When Paul is brought before the Sanhedrin in Jerusalem to provide his defense, Paul chooses to defend Christ rather than himself. He makes no mention of the Jewish charges being brought against him. He does not try to justify his ministry. He chooses to defend Christ by recounting the narrative of his conversion to demonstrate that it was the risen Savior – Jesus Christ – who was at work in Paul, and not the will of mere human reasoning.
As Paul is sharing the story of when he met Jesus, he recalls two important questions that he asked Jesus:
Acts 22:8 (CSB) — 8 “I answered, ‘Who are you, Lord?’ “He said to me, ‘I am Jesus of Nazareth, the one you are persecuting.’
The first question that he asked Jesus is, “who are you?”
The Risen Savior cannot be recognized unless he is first revealed. After Jesus rose from the grave and appeared to his disciples, they did not recognize him until he revealed himself to them. Likewise, Paul did not recognize the very one that he was persecuting, showing that he did not understand who he was persecuting. In this question we hear Jesus’ own words upon the cross, “Father, forgive them, for they do not know what they are doing!”
Here we also find one of the most comforting truths of the gospel: Jesus told Paul that it was him whom Paul persecuted. Paul – known at that time as Saul – set out on the Damascus road with letters to kill Christians, and he thought that was his mission. But Paul was really persecuting Christ, the one whose Holy Spirit personally dwells in us. Whenever Paul killed even the least of Christ’s disciples who kept his word and remained in his love, Paul was directly persecuting Jesus Christ of Nazareth – a man who Paul did not understand or know.
Knowing Jesus changes everything.
However, there are many who profess to know Jesus, but they do not:
Titus 1:15–16 (CSB) — 15 To the pure, everything is pure, but to those who are defiled and unbelieving nothing is pure; in fact, both their mind and conscience are defiled. 16 They claim to know God, but they deny him by their works. They are detestable, disobedient, and unfit for any good work.
Philippians 3:18–21 (CSB) — 18 For I have often told you, and now say again with tears, that many live as enemies of the cross of Christ. 19 Their end is destruction; their god is their stomach; their glory is in their shame. They are focused on earthly things, 20 but our citizenship is in heaven, and we eagerly wait for a Savior from there, the Lord Jesus Christ. 21 He will transform the body of our humble condition into the likeness of his glorious body, by the power that enables him to subject everything to himself.
Those who are defiled in their mind and in their conscience – who live as enemies of the cross by their self-indulgent lifestyles – do not know Jesus Christ! They have exchanged the sacrifice of the cross for the pleasures of this world; they pursue luxury, comfort, and carnal pleasures rather than the joys that are to be found in the presence of Jesus Christ!
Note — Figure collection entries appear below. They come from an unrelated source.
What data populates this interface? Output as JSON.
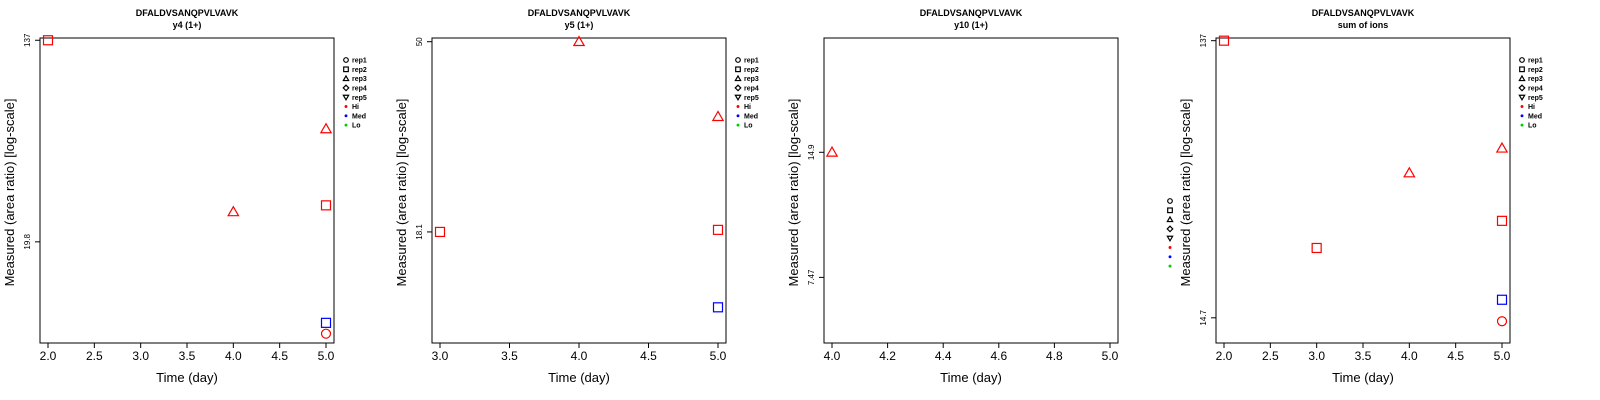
{
  "chart_data": [
    {
      "type": "scatter",
      "title": "DFALDVSANQPVLVAVK",
      "subtitle": "y4 (1+)",
      "xlabel": "Time (day)",
      "ylabel": "Measured (area ratio) [log-scale]",
      "y_scale": "log",
      "xlim": [
        2.0,
        5.0
      ],
      "ylim": [
        7.5,
        140
      ],
      "x_ticks": [
        "2.0",
        "2.5",
        "3.0",
        "3.5",
        "4.0",
        "4.5",
        "5.0"
      ],
      "y_ticks": [
        "137",
        "19.8"
      ],
      "y_tick_values": [
        137,
        19.8
      ],
      "legend_position": "right",
      "legend": [
        {
          "label": "rep1",
          "shape": "circle",
          "color": "#000000"
        },
        {
          "label": "rep2",
          "shape": "square",
          "color": "#000000"
        },
        {
          "label": "rep3",
          "shape": "triangle-up",
          "color": "#000000"
        },
        {
          "label": "rep4",
          "shape": "diamond",
          "color": "#000000"
        },
        {
          "label": "rep5",
          "shape": "triangle-down",
          "color": "#000000"
        },
        {
          "label": "Hi",
          "shape": "dot",
          "color": "#ff0000"
        },
        {
          "label": "Med",
          "shape": "dot",
          "color": "#0000ff"
        },
        {
          "label": "Lo",
          "shape": "dot",
          "color": "#00cc00"
        }
      ],
      "points": [
        {
          "x": 2.0,
          "y": 137,
          "shape": "square",
          "color": "#ff0000"
        },
        {
          "x": 4.0,
          "y": 26.4,
          "shape": "triangle-up",
          "color": "#ff0000"
        },
        {
          "x": 5.0,
          "y": 58.5,
          "shape": "triangle-up",
          "color": "#ff0000"
        },
        {
          "x": 5.0,
          "y": 28.1,
          "shape": "square",
          "color": "#ff0000"
        },
        {
          "x": 5.0,
          "y": 9.1,
          "shape": "square",
          "color": "#0000ff"
        },
        {
          "x": 5.0,
          "y": 8.2,
          "shape": "circle",
          "color": "#ff0000"
        }
      ]
    },
    {
      "type": "scatter",
      "title": "DFALDVSANQPVLVAVK",
      "subtitle": "y5 (1+)",
      "xlabel": "Time (day)",
      "ylabel": "Measured (area ratio) [log-scale]",
      "y_scale": "log",
      "xlim": [
        3.0,
        5.0
      ],
      "ylim": [
        10.0,
        51
      ],
      "x_ticks": [
        "3.0",
        "3.5",
        "4.0",
        "4.5",
        "5.0"
      ],
      "y_ticks": [
        "50",
        "18.1"
      ],
      "y_tick_values": [
        50,
        18.1
      ],
      "legend_position": "right",
      "legend": [
        {
          "label": "rep1",
          "shape": "circle",
          "color": "#000000"
        },
        {
          "label": "rep2",
          "shape": "square",
          "color": "#000000"
        },
        {
          "label": "rep3",
          "shape": "triangle-up",
          "color": "#000000"
        },
        {
          "label": "rep4",
          "shape": "diamond",
          "color": "#000000"
        },
        {
          "label": "rep5",
          "shape": "triangle-down",
          "color": "#000000"
        },
        {
          "label": "Hi",
          "shape": "dot",
          "color": "#ff0000"
        },
        {
          "label": "Med",
          "shape": "dot",
          "color": "#0000ff"
        },
        {
          "label": "Lo",
          "shape": "dot",
          "color": "#00cc00"
        }
      ],
      "points": [
        {
          "x": 3.0,
          "y": 18.1,
          "shape": "square",
          "color": "#ff0000"
        },
        {
          "x": 4.0,
          "y": 50,
          "shape": "triangle-up",
          "color": "#ff0000"
        },
        {
          "x": 5.0,
          "y": 33.5,
          "shape": "triangle-up",
          "color": "#ff0000"
        },
        {
          "x": 5.0,
          "y": 18.3,
          "shape": "square",
          "color": "#ff0000"
        },
        {
          "x": 5.0,
          "y": 12.1,
          "shape": "square",
          "color": "#0000ff"
        }
      ]
    },
    {
      "type": "scatter",
      "title": "DFALDVSANQPVLVAVK",
      "subtitle": "y10 (1+)",
      "xlabel": "Time (day)",
      "ylabel": "Measured (area ratio) [log-scale]",
      "y_scale": "log",
      "xlim": [
        4.0,
        5.0
      ],
      "ylim": [
        5.2,
        28
      ],
      "x_ticks": [
        "4.0",
        "4.2",
        "4.4",
        "4.6",
        "4.8",
        "5.0"
      ],
      "y_ticks": [
        "14.9",
        "7.47"
      ],
      "y_tick_values": [
        14.9,
        7.47
      ],
      "points": [
        {
          "x": 4.0,
          "y": 14.9,
          "shape": "triangle-up",
          "color": "#ff0000"
        }
      ]
    },
    {
      "type": "scatter",
      "title": "DFALDVSANQPVLVAVK",
      "subtitle": "sum of ions",
      "xlabel": "Time (day)",
      "ylabel": "Measured (area ratio) [log-scale]",
      "y_scale": "log",
      "xlim": [
        2.0,
        5.0
      ],
      "ylim": [
        12.0,
        140
      ],
      "x_ticks": [
        "2.0",
        "2.5",
        "3.0",
        "3.5",
        "4.0",
        "4.5",
        "5.0"
      ],
      "y_ticks": [
        "137",
        "14.7"
      ],
      "y_tick_values": [
        137,
        14.7
      ],
      "legend_position": "right",
      "legend": [
        {
          "label": "rep1",
          "shape": "circle",
          "color": "#000000"
        },
        {
          "label": "rep2",
          "shape": "square",
          "color": "#000000"
        },
        {
          "label": "rep3",
          "shape": "triangle-up",
          "color": "#000000"
        },
        {
          "label": "rep4",
          "shape": "diamond",
          "color": "#000000"
        },
        {
          "label": "rep5",
          "shape": "triangle-down",
          "color": "#000000"
        },
        {
          "label": "Hi",
          "shape": "dot",
          "color": "#ff0000"
        },
        {
          "label": "Med",
          "shape": "dot",
          "color": "#0000ff"
        },
        {
          "label": "Lo",
          "shape": "dot",
          "color": "#00cc00"
        }
      ],
      "side_legend": [
        {
          "shape": "circle",
          "color": "#000000"
        },
        {
          "shape": "square",
          "color": "#000000"
        },
        {
          "shape": "triangle-up",
          "color": "#000000"
        },
        {
          "shape": "diamond",
          "color": "#000000"
        },
        {
          "shape": "triangle-down",
          "color": "#000000"
        },
        {
          "shape": "dot",
          "color": "#ff0000"
        },
        {
          "shape": "dot",
          "color": "#0000ff"
        },
        {
          "shape": "dot",
          "color": "#00cc00"
        }
      ],
      "points": [
        {
          "x": 2.0,
          "y": 137,
          "shape": "square",
          "color": "#ff0000"
        },
        {
          "x": 3.0,
          "y": 25.8,
          "shape": "square",
          "color": "#ff0000"
        },
        {
          "x": 4.0,
          "y": 47.2,
          "shape": "triangle-up",
          "color": "#ff0000"
        },
        {
          "x": 5.0,
          "y": 57.6,
          "shape": "triangle-up",
          "color": "#ff0000"
        },
        {
          "x": 5.0,
          "y": 32.1,
          "shape": "square",
          "color": "#ff0000"
        },
        {
          "x": 5.0,
          "y": 17.0,
          "shape": "square",
          "color": "#0000ff"
        },
        {
          "x": 5.0,
          "y": 14.3,
          "shape": "circle",
          "color": "#ff0000"
        }
      ]
    }
  ]
}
Herein is one of the flaws of our time: Jesus cannot be known unless you walk with Jesus, but many walk contrary to the way of Christ and think that they can still know him! But there can be no fellowship between the Light and darkness.
Paul – having Christ revealed to him – now asks a second question:
Acts 22:10 (CSB) — 10 “I said, ‘What should I do, Lord?’ “The Lord told me, ‘Get up and go into Damascus, and there you will be told everything that you have been assigned to do.’
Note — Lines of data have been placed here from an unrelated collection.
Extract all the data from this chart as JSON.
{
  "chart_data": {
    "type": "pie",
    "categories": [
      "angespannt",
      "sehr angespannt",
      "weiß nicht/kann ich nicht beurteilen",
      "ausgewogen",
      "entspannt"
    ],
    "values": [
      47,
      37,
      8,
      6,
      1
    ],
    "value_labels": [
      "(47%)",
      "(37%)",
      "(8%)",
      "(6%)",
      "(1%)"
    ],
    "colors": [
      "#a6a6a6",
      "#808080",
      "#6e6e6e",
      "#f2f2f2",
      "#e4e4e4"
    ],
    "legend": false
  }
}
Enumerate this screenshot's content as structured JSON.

The second question that he asks Jesus is “what should I do?” Once someone understands who Jesus is – Jesus being the King of kings and Lord of lords – they will understand that he comes with a purpose. Paul asked this question because he knew that his new Lord required something of him – his life – and he wanted to know what he was supposed to do now.
All too often we confess Jesus as our Lord and then live like nothing has changed. We don’t expect our Lord to make any demands of our life. But Paul knew that everything had changed for him. Now, to Paul, for him to go on living was to live for Christ and to die was gain. No longer did Paul live to please himself – that is, his fleshly desires – but he lived to please his Lord because in the presence of the Lord are the joys of the Holy Spirit!
Now is the time for you to ask, “what should I do, Lord?”
Acts 3:26 (CSB) — 26 God raised up his servant and sent him first to you to bless you by turning each of you from your evil ways.”
Galatians 3:27 (CSB) — 27 For those of you who were baptized into Christ have been clothed with Christ.
Galatians 5:16 (CSB) — 16 I say then, walk by the Spirit and you will certainly not carry out the desire of the flesh.
In the forgiveness of Christ’s blood and sacrifice, you must confess your sins and turn away from your previous way of life to live with Christ in the newness of his life. Cut off those things that are opposed to God, and grow in those things that come from him!
Be baptized into Christ so that you may be clothed by God with Christ! Then you will be dressed in his righteousness and arrayed in the splendor of holiness so that you may enter into the presence of God forever!
And live by the promise of the Holy Spirit. Walk in him by faith, being fully assured of Christ’s promise, and grow in the new life that you have through the Holy Spirit.
Have you asked, “who are you, Lord?”
Have you asked, “what should I do, Lord?”